Internal instability and backlash against U.S. counterterrorism operations could allow al-Qaeda in the Arabian Peninsula (AQAP) to expand its safe haven in Yemen. Additionally, Yemen faces an insurgency led by the Houthi, a Shia rebel group with links to Iran. The Houthi rebellion has been remarkably successful: the insurgents took control of Yemen’s capital, Sanaa, in September 2014. Following widespread violence and an inability to maintain political and territorial control, Prime Minister Mohammed Salem Bassindwa resigned in September and the Yemeni military fractured as a result of Houthi advancements.

While the rebels agreed to a cease-fire and the formation of a new “technocratic national government,” political instability persists in Sanaa. Ongoing political turmoil could weaken the Yemeni government’s ability to counter the growth of terrorist and insurgent groups. The 2011 Arab uprisings in Yemen resulted in a power vacuum that allowed AQAP to seize territory in the south. The National Dialogue Conference was created to identify roots of instability and facilitate state-building and the establishment of good governance, but AQAP was excluded from the process. Still, AQAP, which formed in 2009 when the Saudi and Yemeni branches of al-Qaeda merged, is considered the most dangerous al-Qaeda affiliate to U.S. national security, underscored by the December 2014 murder of an American hostage, Luke Somers, after a failed rescue attempt.

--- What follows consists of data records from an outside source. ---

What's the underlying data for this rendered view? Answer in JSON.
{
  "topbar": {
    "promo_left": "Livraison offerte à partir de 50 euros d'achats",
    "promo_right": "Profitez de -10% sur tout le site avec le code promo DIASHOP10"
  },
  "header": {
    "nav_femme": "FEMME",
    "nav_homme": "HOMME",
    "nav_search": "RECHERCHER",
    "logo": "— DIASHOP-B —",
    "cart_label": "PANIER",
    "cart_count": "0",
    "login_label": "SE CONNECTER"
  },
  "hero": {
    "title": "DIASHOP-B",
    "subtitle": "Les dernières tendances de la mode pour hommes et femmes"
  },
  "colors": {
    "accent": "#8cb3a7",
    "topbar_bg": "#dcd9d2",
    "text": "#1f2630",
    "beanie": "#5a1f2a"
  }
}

The United States is deeply invested in combating terrorism and violent extremism in Yemen. The United States has collaborated with the Yemeni government on counterterrorism since the 2000 bombing of the USS Cole, beginning drone strikes there in 2002. In 2012 alone, the United States carried out approximately 44 drone strikes in Yemen. However, the Houthi insurgency not only increases the risks posed by Yemeni terrorism but also draws Yemen into the broader Sunni-Shia conflict overtaking much of the Middle East.